Entre outras iniciativas, a HKI está envolvida no tratamento do tracoma, a principal causa de cegueira infecciosa, que origina cicatrizes no interior das pálpebras, levando as pestanas a curvarem-se para dentro do olho e a arranharem a córnea. Nas fases iniciais, é tratável com antibióticos. A erradicação da cegueira dos rios, causada por parasitas, ou o tratamento das cataratas através de cirurgia são outros exemplos de iniciativas.

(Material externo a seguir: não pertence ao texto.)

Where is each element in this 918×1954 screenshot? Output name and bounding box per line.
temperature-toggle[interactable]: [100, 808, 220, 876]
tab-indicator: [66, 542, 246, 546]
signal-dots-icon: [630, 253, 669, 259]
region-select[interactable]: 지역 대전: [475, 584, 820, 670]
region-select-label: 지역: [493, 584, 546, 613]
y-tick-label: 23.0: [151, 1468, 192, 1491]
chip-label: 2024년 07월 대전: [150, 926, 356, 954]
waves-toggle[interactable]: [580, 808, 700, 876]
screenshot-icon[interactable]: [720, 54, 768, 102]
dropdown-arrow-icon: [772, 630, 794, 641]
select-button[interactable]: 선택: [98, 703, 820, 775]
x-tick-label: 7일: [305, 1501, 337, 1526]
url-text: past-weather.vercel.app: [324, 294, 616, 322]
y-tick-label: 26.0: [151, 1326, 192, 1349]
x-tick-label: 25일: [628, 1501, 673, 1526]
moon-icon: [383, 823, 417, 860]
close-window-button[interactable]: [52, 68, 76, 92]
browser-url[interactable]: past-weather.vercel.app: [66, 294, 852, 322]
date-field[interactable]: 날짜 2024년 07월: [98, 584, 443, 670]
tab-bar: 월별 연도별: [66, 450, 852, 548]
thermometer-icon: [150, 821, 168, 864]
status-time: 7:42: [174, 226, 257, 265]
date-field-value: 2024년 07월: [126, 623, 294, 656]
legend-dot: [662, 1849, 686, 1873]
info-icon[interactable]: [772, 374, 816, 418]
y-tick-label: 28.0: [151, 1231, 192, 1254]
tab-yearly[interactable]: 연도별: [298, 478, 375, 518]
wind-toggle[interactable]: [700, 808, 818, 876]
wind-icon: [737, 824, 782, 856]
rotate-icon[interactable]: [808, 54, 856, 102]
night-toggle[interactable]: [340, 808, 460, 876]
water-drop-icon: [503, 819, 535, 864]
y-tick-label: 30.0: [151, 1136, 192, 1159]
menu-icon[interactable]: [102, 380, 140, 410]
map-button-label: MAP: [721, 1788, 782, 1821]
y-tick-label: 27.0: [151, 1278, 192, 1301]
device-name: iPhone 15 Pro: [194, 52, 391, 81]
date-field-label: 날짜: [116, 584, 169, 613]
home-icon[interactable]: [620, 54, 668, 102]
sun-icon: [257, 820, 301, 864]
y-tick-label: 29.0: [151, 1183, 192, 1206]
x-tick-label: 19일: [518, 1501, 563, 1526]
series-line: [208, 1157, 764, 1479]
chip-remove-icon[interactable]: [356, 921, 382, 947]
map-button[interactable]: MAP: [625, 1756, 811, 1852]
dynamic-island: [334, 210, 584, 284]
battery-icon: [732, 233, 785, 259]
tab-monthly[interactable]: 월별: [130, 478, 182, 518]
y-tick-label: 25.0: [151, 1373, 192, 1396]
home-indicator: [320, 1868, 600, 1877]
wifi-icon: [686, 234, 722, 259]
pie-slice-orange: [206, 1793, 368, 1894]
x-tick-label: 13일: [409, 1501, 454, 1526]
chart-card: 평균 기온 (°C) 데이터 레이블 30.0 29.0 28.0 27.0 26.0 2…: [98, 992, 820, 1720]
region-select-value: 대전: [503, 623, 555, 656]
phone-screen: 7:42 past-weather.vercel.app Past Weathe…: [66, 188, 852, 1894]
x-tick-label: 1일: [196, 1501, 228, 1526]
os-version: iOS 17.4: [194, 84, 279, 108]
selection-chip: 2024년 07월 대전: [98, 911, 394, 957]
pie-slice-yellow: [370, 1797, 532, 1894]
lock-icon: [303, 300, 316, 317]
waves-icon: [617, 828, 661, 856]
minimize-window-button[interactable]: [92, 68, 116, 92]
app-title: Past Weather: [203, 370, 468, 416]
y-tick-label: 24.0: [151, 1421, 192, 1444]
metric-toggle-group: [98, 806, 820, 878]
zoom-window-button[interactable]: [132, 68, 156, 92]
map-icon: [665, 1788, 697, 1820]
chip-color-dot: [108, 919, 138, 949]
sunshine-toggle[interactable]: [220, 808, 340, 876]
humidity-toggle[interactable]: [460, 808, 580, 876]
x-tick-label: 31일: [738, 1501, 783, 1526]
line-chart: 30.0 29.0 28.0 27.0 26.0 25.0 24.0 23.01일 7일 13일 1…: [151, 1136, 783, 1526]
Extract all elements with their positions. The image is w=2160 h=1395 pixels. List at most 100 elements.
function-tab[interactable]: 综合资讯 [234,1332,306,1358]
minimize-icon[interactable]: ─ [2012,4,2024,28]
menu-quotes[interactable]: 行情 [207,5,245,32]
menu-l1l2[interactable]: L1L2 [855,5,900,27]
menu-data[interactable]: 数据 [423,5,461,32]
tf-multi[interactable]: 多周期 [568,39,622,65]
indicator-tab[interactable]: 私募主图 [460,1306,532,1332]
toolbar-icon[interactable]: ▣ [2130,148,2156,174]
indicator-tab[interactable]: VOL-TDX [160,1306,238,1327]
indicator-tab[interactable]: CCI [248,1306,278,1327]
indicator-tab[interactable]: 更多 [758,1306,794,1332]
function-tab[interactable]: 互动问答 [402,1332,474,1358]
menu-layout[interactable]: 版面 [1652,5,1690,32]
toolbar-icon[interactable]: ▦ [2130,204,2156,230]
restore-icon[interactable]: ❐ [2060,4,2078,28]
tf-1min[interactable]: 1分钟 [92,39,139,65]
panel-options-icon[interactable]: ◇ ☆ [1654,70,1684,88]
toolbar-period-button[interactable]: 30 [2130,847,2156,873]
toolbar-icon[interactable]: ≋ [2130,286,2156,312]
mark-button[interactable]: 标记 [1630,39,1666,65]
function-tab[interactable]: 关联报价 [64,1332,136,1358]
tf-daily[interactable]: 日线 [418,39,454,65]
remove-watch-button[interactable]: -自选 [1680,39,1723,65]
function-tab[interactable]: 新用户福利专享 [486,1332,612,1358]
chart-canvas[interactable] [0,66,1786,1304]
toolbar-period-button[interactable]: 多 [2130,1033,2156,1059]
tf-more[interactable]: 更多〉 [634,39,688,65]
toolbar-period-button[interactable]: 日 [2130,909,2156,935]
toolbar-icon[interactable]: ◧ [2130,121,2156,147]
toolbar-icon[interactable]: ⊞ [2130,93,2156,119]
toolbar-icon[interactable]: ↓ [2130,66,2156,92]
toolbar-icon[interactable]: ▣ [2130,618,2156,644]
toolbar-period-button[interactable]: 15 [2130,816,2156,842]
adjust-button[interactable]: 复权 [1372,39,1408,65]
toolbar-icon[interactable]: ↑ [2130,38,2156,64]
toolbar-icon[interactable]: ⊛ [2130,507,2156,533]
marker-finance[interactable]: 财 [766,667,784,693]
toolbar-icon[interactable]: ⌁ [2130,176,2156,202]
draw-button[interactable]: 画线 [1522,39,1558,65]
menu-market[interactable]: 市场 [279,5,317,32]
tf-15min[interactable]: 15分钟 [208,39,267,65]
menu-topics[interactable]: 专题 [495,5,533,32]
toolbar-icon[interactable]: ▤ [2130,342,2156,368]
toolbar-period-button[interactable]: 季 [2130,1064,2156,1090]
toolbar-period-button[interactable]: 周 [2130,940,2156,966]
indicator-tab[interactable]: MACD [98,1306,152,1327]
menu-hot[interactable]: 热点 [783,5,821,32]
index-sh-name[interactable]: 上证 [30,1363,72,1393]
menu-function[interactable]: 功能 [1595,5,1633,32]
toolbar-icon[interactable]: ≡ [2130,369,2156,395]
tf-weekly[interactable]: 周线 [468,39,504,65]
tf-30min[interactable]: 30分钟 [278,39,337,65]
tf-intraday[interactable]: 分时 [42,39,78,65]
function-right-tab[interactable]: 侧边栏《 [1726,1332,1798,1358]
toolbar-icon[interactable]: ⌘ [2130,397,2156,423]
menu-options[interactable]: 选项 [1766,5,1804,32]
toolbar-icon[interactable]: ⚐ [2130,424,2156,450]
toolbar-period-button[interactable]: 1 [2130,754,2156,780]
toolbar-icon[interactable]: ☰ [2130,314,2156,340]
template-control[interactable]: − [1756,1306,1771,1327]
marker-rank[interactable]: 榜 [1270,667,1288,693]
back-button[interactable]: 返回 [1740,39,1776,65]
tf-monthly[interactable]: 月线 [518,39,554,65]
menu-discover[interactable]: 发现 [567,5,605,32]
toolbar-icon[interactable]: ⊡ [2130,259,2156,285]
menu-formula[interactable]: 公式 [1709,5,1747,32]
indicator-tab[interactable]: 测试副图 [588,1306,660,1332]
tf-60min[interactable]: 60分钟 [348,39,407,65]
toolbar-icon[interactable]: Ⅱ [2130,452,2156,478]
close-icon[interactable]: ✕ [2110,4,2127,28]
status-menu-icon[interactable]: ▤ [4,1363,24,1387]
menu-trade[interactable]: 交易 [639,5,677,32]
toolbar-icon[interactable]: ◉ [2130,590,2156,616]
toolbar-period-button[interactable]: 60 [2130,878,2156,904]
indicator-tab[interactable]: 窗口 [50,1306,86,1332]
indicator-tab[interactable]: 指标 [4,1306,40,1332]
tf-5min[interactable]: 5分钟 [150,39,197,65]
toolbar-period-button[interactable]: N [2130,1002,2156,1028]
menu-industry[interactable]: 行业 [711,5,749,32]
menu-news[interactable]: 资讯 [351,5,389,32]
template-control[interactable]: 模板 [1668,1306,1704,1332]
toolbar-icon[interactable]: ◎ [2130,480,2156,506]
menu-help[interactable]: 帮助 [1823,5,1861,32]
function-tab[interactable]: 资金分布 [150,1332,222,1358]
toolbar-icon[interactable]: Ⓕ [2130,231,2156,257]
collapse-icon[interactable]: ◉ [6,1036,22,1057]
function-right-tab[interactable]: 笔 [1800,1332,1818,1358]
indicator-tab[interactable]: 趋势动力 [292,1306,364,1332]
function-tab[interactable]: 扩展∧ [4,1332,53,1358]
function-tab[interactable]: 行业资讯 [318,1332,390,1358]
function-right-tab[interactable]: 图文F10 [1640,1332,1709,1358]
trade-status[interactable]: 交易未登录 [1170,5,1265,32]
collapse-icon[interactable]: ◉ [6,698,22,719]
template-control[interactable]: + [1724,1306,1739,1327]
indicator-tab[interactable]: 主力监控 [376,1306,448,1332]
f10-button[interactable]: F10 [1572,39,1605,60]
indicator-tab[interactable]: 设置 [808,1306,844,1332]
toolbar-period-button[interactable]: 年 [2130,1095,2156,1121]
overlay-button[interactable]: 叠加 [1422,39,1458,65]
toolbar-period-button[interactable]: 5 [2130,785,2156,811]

Mas há ameaças novas, lembra Kathy Spahn. Com a epidemia de obesidade, a diabetes não tem parado de aumentar e uma das suas complicações é o aumento da retinopatia diabética. No Bangladesh e na Indonésia, onde esta doença está a tornar-se uma ameaça, a HKI tem projectos-piloto.

Tratar grande parte dos casos de cegueira é sobretudo uma questão de recursos humanos e financeiros, frisa Kathy Spahn, que deixa a mensagem: “Oitenta por cento da cegueira é evitável ou tratável. Isto quer dizer que existem os conhecimentos para tratar estes casos.”